Ian Loh, head of investments and capital markets at Knight Frank Singapore, said the investors are looking at a range of properties – including offices and hotels – starting at around S$200 million ($147.74 million) and going to over S$500 million.

Real estate in Singapore is an attractive asset class for rich individuals due to its affordability and growth outlook.

Singapore prime office monthly rents climbed 24% on the year in Q1 2019 to hit $81.2 per square meter, according to research by Knight Frank. Rents in central Hong Kong rose 3.2% to $221.5 per square meter over the same period.

“The events of recent weeks are likely to add more momentum to a trend that has emerged over the last 18 months where Hong Kong-based private investors and family offices have been looking actively at Singapore property assets,” said Chris Marriott, CEO of Savills in Southeast Asia.

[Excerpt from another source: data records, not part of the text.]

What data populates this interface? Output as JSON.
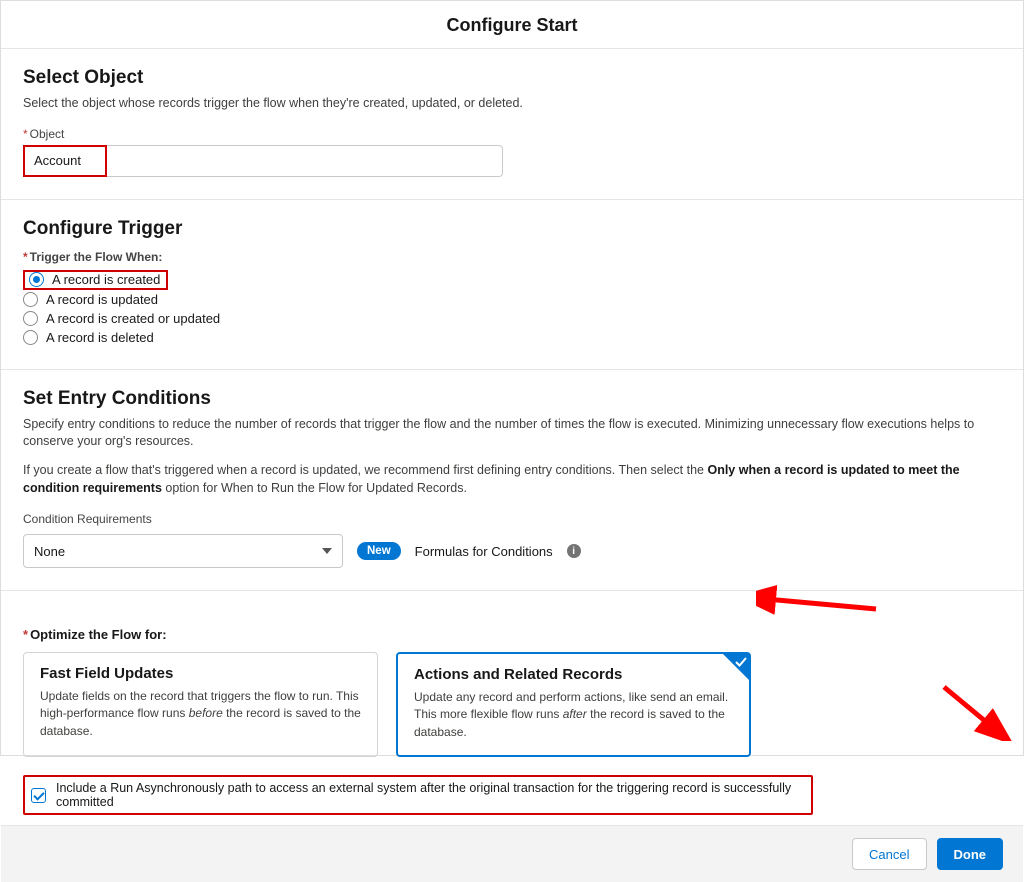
{
  "modal": {
    "title": "Configure Start"
  },
  "selectObject": {
    "heading": "Select Object",
    "help": "Select the object whose records trigger the flow when they're created, updated, or deleted.",
    "label": "Object",
    "value": "Account"
  },
  "configureTrigger": {
    "heading": "Configure Trigger",
    "label": "Trigger the Flow When:",
    "options": [
      {
        "label": "A record is created",
        "checked": true
      },
      {
        "label": "A record is updated",
        "checked": false
      },
      {
        "label": "A record is created or updated",
        "checked": false
      },
      {
        "label": "A record is deleted",
        "checked": false
      }
    ]
  },
  "entryConditions": {
    "heading": "Set Entry Conditions",
    "help": "Specify entry conditions to reduce the number of records that trigger the flow and the number of times the flow is executed. Minimizing unnecessary flow executions helps to conserve your org's resources.",
    "para2_pre": "If you create a flow that's triggered when a record is updated, we recommend first defining entry conditions. Then select the ",
    "para2_bold": "Only when a record is updated to meet the condition requirements",
    "para2_post": " option for When to Run the Flow for Updated Records.",
    "reqLabel": "Condition Requirements",
    "reqValue": "None",
    "newPill": "New",
    "formulasText": "Formulas for Conditions"
  },
  "optimize": {
    "label": "Optimize the Flow for:",
    "cards": [
      {
        "title": "Fast Field Updates",
        "desc_pre": "Update fields on the record that triggers the flow to run. This high-performance flow runs ",
        "desc_em": "before",
        "desc_post": " the record is saved to the database.",
        "selected": false
      },
      {
        "title": "Actions and Related Records",
        "desc_pre": "Update any record and perform actions, like send an email. This more flexible flow runs ",
        "desc_em": "after",
        "desc_post": " the record is saved to the database.",
        "selected": true
      }
    ],
    "asyncLabel": "Include a Run Asynchronously path to access an external system after the original transaction for the triggering record is successfully committed"
  },
  "footer": {
    "cancel": "Cancel",
    "done": "Done"
  }
}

Some analysts said it remained to be seen if bigger financial institutions would move assets out of Hong Kong or bypass it.

“Singapore could be one of the beneficiaries as Hong Kong investors and high net worth individuals look to shift their funds out of Hong Kong,” said Jenny Ling, director of office services at Colliers International.

​”(But) the likelihood of a knee-jerk reaction among companies to immediately vacate Hong Kong en masse as a result of the unrest is probably quite low.”